Le concerto en sol de Ravel, variation sur Daphnis et Chloé

 

        J'aime la musique de Ravel. Pour mon dix-septième anniversaire, mes parents m’avaient offert une cassette du compositeur contenant le célèbre Boléro sur la face A. La face B avec Daphnis et Chloé fut un choc majeur. Je succombai au ballet en ayant le sentiment de participer à une épopée chevaleresque et romantique qui me plongea irrésistiblement dans un état second. Je m’enfermais alors dans ma chambre, retiré du monde. Il n’y avait plus que moi, la musique et mes rêves animés d’une sauvagerie que la seconde partie de l'oeuvre déployait en fantasmagories ondulatoires.

       Je me souviens avoir invité dans ma chambre une jeune femme magnifique, aux yeux profonds dont j’étais gravement et secrètement amoureux, officiellement pour partager une expérience esthétique. Terrible expérience en effet car la musique suspendit entièrement ma volonté dans une sublimation indéfinissable. Nous restâmes d’une étonnante « sagesse », nous laissant seulement portés par les vagues symphoniques successives tandis que, haut perchée, la flute erratique et solitaire incarnait le désir transfiguré que j’éprouvais pour la Belle sise à mes côtés. D. et Clo…..furent condamnés à se manquer.

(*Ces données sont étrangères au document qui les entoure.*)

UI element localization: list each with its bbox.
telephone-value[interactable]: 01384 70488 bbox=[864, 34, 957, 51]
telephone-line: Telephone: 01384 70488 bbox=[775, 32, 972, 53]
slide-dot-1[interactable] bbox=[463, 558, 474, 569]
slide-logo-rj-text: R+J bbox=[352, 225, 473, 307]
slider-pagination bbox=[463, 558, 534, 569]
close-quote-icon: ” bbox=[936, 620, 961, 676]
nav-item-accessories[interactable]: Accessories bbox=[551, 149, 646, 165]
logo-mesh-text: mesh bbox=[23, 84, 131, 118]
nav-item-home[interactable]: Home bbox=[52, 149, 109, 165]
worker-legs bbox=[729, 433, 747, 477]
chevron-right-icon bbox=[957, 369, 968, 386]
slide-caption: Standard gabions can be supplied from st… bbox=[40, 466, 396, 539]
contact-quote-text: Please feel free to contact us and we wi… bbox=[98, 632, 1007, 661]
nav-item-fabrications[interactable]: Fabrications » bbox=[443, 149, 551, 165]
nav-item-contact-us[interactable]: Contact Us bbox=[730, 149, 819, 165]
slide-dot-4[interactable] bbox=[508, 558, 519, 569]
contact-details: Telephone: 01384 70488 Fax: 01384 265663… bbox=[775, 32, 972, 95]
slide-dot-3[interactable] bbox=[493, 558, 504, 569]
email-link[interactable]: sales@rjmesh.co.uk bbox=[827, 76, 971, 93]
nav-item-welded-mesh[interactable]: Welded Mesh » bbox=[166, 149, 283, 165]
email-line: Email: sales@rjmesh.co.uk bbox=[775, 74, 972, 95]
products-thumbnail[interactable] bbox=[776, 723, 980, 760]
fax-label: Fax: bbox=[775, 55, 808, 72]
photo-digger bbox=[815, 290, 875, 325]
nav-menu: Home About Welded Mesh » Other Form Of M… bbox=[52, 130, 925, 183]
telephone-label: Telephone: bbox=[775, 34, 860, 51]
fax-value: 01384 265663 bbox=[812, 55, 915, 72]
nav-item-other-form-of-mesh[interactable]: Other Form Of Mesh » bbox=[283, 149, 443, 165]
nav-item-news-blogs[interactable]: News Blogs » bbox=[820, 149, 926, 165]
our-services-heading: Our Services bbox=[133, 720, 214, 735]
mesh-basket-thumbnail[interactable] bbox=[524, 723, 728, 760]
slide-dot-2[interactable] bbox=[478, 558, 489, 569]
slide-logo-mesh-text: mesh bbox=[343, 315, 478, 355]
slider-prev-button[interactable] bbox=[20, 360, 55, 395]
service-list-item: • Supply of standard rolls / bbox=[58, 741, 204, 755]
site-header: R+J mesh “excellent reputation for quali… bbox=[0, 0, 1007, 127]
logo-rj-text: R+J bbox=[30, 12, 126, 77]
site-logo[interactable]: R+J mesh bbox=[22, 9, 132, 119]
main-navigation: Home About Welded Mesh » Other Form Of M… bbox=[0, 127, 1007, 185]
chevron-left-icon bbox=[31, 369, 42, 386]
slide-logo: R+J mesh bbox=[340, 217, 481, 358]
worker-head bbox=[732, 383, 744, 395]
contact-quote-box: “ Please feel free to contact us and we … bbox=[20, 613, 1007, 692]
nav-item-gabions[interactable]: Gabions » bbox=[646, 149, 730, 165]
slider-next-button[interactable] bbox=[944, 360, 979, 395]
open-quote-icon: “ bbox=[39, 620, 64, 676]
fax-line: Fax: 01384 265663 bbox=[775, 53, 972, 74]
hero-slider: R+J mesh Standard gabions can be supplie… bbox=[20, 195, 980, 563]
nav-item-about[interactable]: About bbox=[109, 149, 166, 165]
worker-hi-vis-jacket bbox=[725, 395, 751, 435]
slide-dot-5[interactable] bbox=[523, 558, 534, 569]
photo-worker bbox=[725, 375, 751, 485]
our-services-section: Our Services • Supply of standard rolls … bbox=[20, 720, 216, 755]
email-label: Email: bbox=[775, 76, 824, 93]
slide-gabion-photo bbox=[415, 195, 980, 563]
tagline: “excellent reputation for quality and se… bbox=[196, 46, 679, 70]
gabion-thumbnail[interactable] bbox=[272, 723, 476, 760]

      Plus tard, je découvris les deux concertos pour piano. Je les gardai pour moi seul, ayant décidé de ne plus mélanger les genres. Mais il est un secret immiscé dans le deuxième mouvement du concerto en sol, c’est la rencontre inachevée de Daphnis et Chloé, la danse finale du piano et du hautbois : effleurement, joute érotique, intensité solaire face au crépuscule ; ce moment me bouleverse toujours, me chahute et m’émeut profondément. Les deux instruments s’enlacent et se manquent, se croisent et se perdent, sublime oscillation, séparation inéluctable. L’ascension mélodique de l’un fait chuter l’autre dans une gravité sans retour. Les cordes ne sont pas faites pour le vent. Le piano emporte, éperdu, la mélancolie de son destin, la solitude de son pas. Le hautbois se tait et le silence tombe avec la nuit.

 

Pour écouter le deuxième mouvement du Concerto en sol  de Ravel cliquez ici  (durée 9 min 37)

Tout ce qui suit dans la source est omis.